“There is nothing stronger than a single mom with a wounded heart”ANONYMOUS
Weddings are both endings and beginnings. When my son Vincent got married , it meant a lot of things to our family.
Vincent began his new role in life. And he said goodbye to the role that life thrust upon him.
Fifteen years ago, I made the toughest choice of my life – to walk away from my marriage. That day redefined my role and the lives of my four sons. I became a solo mom and my kids, fatherless.
For many years, I had to go to school meetings, graduations and my sons’ milestones on my own. The seat beside me was always vacant.
Life is just a series of decisions. As a parent I am always careful with my choices.
6 Decisions of a Single Mom
- I chose to be an non traditional family over my marriage. Overnight, my sons Vincent and Mark, had to grow up to lead the family with me. At the age of 15, Vincent became “Dad” to his brothers.
- I chose to be honest. I did not sugar coat. My sons knew what they needed to know about my failed marriage, in a way they can handle.
- I chose to forgive. The best thing I did for my kids was to forgive their father. This meant I did not bad mouth him. I did the opposite – I reminded them of his good qualities. I told them that hating him is like hating half of themselves.
- I chose not to date. For eleven years, I did not date. I chose to focus on my children, 100%. I did not want my children to share my time or my attention with anyone.
- I chose role models for them. The absence of a father creates a vacuum. I made sure they had sports coaches, good men in our church and my successful male clients around them. My sons should know what a good man looks like.
- I chose not to juggle playing the role of mom and dad. Just be the best mom.
Single moms in the Philippines – the reality
The oppressive laws on annulment and legal separation leaves women to fend for their families. There is no divorce and child support from fathers are arbitrary.
This is probably why the Philippines is a matriarchal society.
It is not for me to judge the moral aspects of this topic, but shouldn’t the safety and well being of each individual in a family (especially the children) be more important than our attempt to demonize all cases of divorce. America’s divorce law has given my kids that chance to experience a complete family.

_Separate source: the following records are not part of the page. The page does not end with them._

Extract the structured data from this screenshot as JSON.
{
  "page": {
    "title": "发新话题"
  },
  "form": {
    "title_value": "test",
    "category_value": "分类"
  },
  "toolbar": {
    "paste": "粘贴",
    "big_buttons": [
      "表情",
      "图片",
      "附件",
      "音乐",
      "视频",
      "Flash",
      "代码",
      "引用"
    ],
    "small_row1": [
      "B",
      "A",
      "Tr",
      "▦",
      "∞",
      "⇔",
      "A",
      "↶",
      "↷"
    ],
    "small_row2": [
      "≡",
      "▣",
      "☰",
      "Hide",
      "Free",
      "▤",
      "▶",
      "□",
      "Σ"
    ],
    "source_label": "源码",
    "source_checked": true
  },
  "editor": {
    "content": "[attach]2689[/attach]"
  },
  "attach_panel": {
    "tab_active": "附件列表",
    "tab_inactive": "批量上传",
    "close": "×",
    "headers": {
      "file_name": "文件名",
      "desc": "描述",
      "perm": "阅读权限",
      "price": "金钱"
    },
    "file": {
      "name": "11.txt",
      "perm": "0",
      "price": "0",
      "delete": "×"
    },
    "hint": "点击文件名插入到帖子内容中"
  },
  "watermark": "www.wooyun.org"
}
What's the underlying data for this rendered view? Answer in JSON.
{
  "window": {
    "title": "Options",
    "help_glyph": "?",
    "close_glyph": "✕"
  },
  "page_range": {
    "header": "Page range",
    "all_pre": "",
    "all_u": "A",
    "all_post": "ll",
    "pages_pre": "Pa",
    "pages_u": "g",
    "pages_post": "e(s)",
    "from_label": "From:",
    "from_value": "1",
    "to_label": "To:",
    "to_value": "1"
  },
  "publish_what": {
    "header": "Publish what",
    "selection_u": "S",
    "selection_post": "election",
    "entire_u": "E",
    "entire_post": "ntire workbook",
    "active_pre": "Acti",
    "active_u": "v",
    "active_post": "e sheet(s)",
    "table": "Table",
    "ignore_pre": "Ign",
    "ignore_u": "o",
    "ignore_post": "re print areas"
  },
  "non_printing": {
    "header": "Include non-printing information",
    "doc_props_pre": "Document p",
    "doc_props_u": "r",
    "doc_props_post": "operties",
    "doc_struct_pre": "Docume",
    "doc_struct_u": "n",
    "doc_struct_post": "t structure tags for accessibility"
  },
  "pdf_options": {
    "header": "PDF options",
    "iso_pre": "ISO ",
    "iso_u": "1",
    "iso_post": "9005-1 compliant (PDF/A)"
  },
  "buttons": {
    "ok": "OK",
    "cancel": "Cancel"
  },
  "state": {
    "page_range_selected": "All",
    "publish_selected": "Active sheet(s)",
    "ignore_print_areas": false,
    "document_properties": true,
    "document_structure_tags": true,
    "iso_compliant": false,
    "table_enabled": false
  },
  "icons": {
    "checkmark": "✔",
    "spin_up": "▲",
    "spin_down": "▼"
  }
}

The choice of second chance
So, when I came home from America with Dave, their new stepdad, for Vincent’s wedding – it was a choice to give my kids a chance to have a complete family
On our way to Vincent’s pamanhikan, the conversation in our car was happy, full of laughter. There was more “boys only” jokes. There was a sense of completeness we haven’t felt in years.
Finally, my sons had a Dad.
Vincent’s wedding was the official changing of guards. He turned over the role of my partner and protector to Dave. And Dave stood proud beside me as we gave away our son. It was a happy day. The seat beside me was no longer vacant.